Biomass heating is being introduced at Knightshayes as part of the charity’s goal to ensure 50% of the Trust’s energy comes from renewable energy sources by 2020. The new system at Knightshayes will remove oil consumption and replace it with the sustainable resource of locally sourced woodchip. The project is one of over 40 projects currently within the Trust’s national Renewable Energy Investment Programme.
Once the system is in place in spring, Knightshayes will join other local National Trust places such as Saltram, Killerton, Cotehele and Castle Drogo which have installed biomass heating systems through the national programme and which are now operating more effectively and sustainably. There are currently over 60 woodchip, pellet or log boilers installed at National Trust properties nationwide with more initiatives planned through the national renewables programme to work towards achieving our 2020 target.

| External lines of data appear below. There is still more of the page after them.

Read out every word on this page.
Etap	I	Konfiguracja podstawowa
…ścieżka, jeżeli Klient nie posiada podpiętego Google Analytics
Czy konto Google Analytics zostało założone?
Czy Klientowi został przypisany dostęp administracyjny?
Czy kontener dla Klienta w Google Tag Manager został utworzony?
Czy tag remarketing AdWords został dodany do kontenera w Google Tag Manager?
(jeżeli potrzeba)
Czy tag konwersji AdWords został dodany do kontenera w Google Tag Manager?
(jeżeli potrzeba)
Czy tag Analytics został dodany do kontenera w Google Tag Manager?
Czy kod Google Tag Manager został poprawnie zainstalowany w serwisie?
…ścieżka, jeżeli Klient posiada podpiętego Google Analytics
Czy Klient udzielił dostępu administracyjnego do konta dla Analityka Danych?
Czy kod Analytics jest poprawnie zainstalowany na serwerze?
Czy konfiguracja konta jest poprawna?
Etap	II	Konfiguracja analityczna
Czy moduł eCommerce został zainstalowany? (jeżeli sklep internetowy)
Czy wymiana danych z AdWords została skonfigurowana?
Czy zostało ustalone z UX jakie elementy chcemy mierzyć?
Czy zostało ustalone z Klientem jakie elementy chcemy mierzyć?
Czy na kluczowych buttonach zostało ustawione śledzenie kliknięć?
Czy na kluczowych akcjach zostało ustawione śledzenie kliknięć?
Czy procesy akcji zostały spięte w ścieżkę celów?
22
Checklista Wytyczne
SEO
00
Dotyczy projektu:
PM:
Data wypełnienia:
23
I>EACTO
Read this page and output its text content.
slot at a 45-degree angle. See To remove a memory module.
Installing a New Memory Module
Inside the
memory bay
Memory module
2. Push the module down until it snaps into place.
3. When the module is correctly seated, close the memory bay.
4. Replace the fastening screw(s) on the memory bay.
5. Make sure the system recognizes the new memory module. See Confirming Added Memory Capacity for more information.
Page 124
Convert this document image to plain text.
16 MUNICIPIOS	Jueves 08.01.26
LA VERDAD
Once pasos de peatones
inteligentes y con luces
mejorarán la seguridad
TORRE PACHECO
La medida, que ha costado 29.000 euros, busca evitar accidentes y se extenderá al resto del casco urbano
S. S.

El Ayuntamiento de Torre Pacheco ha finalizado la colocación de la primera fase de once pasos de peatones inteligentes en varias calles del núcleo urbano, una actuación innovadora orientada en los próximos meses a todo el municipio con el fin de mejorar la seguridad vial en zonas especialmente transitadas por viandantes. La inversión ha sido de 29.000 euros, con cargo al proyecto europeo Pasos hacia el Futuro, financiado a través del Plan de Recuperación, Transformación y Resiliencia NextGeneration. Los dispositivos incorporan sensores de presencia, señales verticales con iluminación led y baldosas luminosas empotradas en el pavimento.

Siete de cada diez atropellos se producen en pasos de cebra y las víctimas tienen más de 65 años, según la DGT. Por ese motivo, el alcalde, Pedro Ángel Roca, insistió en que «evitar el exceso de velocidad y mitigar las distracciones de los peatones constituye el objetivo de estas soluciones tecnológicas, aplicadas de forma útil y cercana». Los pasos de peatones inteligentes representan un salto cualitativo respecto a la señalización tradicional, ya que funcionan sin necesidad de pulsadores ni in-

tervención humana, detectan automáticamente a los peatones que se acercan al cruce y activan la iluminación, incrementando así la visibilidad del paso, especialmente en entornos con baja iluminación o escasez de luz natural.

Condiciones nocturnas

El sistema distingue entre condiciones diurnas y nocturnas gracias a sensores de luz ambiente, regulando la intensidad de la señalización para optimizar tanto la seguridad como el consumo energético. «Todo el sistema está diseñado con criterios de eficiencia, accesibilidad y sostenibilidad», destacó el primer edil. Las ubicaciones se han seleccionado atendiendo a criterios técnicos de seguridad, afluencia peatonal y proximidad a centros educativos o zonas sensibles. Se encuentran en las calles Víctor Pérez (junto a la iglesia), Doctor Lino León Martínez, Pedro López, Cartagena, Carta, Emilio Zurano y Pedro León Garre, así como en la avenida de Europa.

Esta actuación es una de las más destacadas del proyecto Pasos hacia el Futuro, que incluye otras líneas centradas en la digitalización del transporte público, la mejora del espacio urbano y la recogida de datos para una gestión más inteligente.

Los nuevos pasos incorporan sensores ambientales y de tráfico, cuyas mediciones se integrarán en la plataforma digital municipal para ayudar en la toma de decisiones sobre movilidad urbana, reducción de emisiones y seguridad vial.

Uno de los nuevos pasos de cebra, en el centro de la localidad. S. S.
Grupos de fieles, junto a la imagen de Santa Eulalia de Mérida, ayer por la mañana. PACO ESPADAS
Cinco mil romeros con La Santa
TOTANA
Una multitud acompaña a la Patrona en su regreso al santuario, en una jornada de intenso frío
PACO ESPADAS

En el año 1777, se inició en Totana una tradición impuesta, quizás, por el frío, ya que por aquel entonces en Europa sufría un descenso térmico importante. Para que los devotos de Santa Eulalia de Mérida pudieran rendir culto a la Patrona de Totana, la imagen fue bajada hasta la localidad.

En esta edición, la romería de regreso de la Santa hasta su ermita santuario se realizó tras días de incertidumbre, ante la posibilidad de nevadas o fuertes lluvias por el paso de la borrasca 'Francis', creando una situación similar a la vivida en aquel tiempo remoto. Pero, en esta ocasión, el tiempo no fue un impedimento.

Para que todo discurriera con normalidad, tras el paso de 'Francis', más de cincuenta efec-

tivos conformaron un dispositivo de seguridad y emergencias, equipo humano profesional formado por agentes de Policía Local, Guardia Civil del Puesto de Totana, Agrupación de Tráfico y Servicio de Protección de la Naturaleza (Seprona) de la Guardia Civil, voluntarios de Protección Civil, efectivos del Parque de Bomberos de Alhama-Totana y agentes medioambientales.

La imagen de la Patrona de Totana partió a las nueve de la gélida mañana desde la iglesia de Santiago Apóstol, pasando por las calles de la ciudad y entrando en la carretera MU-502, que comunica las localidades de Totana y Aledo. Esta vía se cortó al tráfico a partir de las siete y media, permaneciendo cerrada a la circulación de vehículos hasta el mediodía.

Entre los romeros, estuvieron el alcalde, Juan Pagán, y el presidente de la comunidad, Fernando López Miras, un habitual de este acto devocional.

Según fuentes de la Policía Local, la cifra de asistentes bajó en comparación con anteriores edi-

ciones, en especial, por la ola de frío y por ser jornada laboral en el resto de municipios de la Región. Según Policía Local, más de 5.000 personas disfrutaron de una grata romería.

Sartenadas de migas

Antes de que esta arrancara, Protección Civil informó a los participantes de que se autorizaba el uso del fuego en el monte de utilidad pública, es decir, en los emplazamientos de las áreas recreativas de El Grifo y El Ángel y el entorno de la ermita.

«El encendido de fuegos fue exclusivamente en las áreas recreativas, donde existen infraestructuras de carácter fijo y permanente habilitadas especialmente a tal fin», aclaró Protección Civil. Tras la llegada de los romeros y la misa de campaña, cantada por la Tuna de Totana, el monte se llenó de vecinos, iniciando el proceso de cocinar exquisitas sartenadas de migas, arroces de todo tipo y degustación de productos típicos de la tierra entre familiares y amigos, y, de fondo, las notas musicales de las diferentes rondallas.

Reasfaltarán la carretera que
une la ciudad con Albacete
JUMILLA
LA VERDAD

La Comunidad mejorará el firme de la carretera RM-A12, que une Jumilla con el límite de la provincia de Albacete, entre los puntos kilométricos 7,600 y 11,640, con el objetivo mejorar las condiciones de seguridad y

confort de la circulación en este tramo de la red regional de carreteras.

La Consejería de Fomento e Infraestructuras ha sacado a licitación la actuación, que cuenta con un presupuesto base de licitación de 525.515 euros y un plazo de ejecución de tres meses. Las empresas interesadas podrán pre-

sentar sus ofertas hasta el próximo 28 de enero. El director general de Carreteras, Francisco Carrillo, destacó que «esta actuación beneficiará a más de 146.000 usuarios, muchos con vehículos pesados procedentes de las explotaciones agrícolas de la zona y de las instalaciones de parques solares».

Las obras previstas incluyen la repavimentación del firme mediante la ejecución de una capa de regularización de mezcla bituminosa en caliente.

Switching from oil to biomass will give Knightshayes a more sustainable, local energy supply which reduces fossil fuel use and removes the environmental risks posed by oil storage and potential leaks to this sensitive property. The biomass heating system at Knightshayes will provide heat to the house and stables, replacing the current old oil-fired boilers which are coming to the end of their operational life.
It’s an exciting change as the heating system will be powered by locally-sourced wood chip, initially provided by local wood fuel supply companies who are accredited by the Biomass Suppliers List. Within three years the property will transition to supply its own wood chip, using suitable timber from the woodland at Knightshayes and surrounding Buzzards Estate.
Not only will the new biomass system mean that Knightshayes will have a sustainable and more efficient heating system, it will also fully remove oil heating from the property and help save costs for the charity. Knightshayes expects to save around £30,000 annually on the cost of oil with additional savings in excess of £4,000 per year on electricity currently used to heat the stables café and shop. Substantial savings such as these mean that Knightshayes will be able to re-allocate the much-needed money to continue caring for the house, gardens, parkland and undertake important conservation projects.